In the city of Batumi there were only three mosques – two stone and one tiny wooden mosque. All of them were built in the XIX century.
The first mosque was built in Batumi in 1861 by the initiative of Pertev Walide Sultan (1812 – 1883), the wife of Sultan Mahmud the II-nd and the mother of Sultan Abdul-Aziz. She built a mosque in honor of her son, so ithe church was named Aziziye. One can only wonder why she built a mosque in such a wilderness. An interesting fact is that she built a very eclectic mosque in Istanbul in 1871, Pertevnial Walide Sultan, which still stands there.
Aziziye had the form of a hexagon with a minaret. It stood at the roundabout to the Drama Theater, on Zviad Gamsakhurdia Street. The mosque was demolished in Soviet times and made in its place the Lenin square. So the oldest and most respectable Batumi mosque disappeared.
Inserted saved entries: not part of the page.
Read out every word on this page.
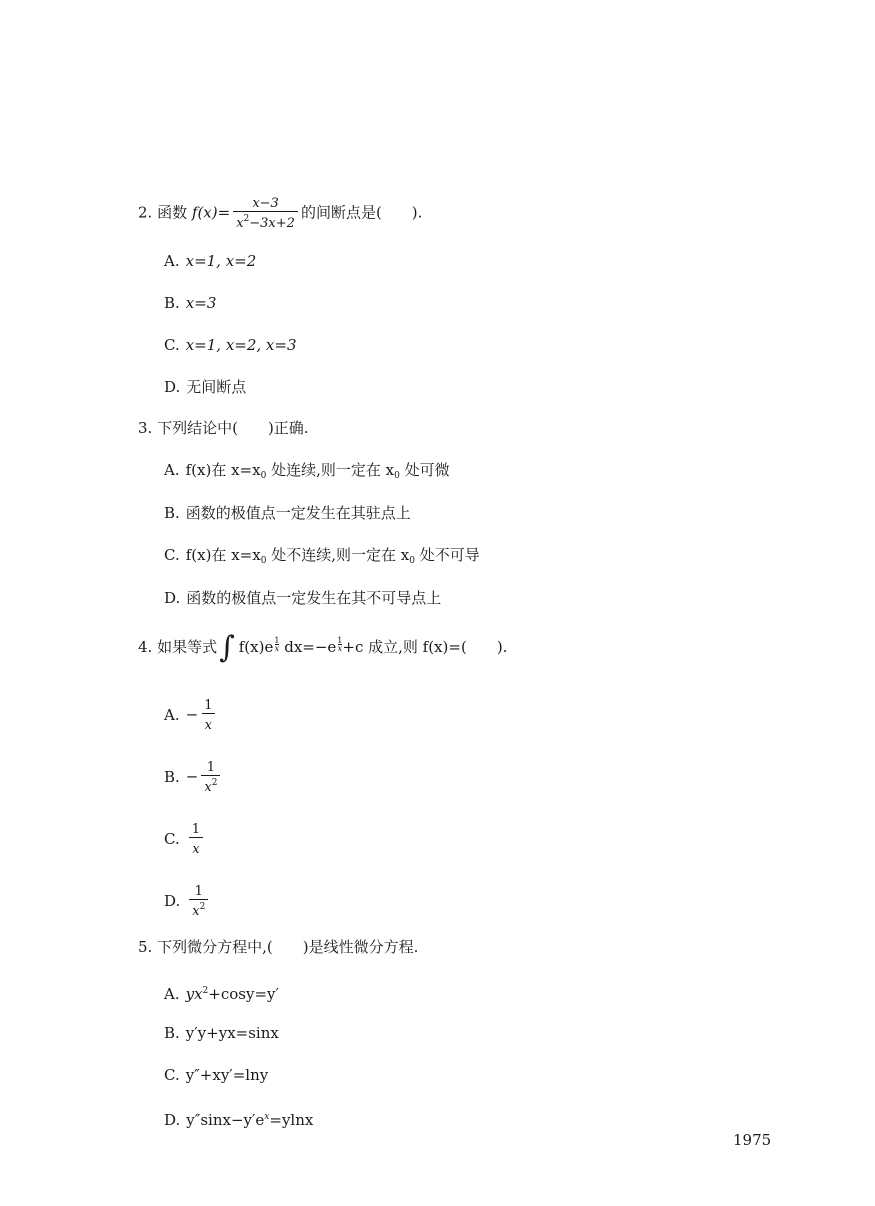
2. 函数 $f(x)= \frac{x-3}{x^2-3x+2}$ 的间断点是( ).
A. x=1, x=2
B. x=3
C. x=1, x=2, x=3
D. 无间断点
3. 下列结论中( )正确.
A. f(x)在 $x=x_0$ 处连续,则一定在 $x_0$ 处可微
B. 函数的极值点一定发生在其驻点上
C. f(x)在 $x=x_0$ 处不连续,则一定在 $x_0$ 处不可导
D. 函数的极值点一定发生在其不可导点上
4. 如果等式∫ $f(x)e \frac{1}{x} dx=-e \frac{1}{x} +c$ 成立,则 f(x)=( ).
A. − $\frac{1}{x}$
B. − $\frac{1}{x^2}$
C. $\frac{1}{x}$
D. $\frac{1}{x^2}$
5. 下列微分方程中,( )是线性微分方程.
A. $yx^2+\cos y=y'$
B. y′y+yx=sinx
C. y″+xy′=lny
D. $y''\sin x-y'e^x=ylnx$
1975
The Mufti-Maglasin-Dzhami mosque stood on the modern Chavchavadze Street near the sea. It was a small wooden mosque that was demolished in an unknown era.
The third mosque has survived to this day. It is the mosque of Orta-Ahmed-Pasha, which is located on Kutaisi Street. It is somewhat cunningly hidden in the alleys. But it can be recognized by the minaret. And it is easier to get there from the street Zviad Gamsakhurdia.
This mosque was built in 1866, about which there is an inscription on its facade, on money donated by the mother of the famous public figure of Adjara Aslan-beg Khimshiashvili. The interior of the mosque was amazingly painted by talented brothers from Lazistan. The building is very similar to an ordinary residential building in two floors, but in the architecture one can see something eastern and the minaret also issues the destination. During communists, the mosque minaret was destroyed and restored only in 1992, during Aslan Abashidze. In 2012, a gilded dome was built over the mosque.
In 1932 the mosque was closed, but for some reason they opened it back in 1946. This return coincided with the return of St. Nicholas Church. Now there are long negotiations between the Turkish and Georgian authorities on the construction of a new mosque in Batumi, but so far the negotiations have achieved nothing.
From the historian point of view it is not quite traditional to built a large and pathos mosque in Batumi – Adjara is a country of tiny village mosques, and a mosque of great shapes will be discordant with a common historical course. But suggestion to restore the Aziziye Mosque would be interesting. However, the Batumi public protests against the restoration of the mosque in honor of Abdul-Aziz. Although this sultan was the only one who did not do anything wrong in Transcaucasia.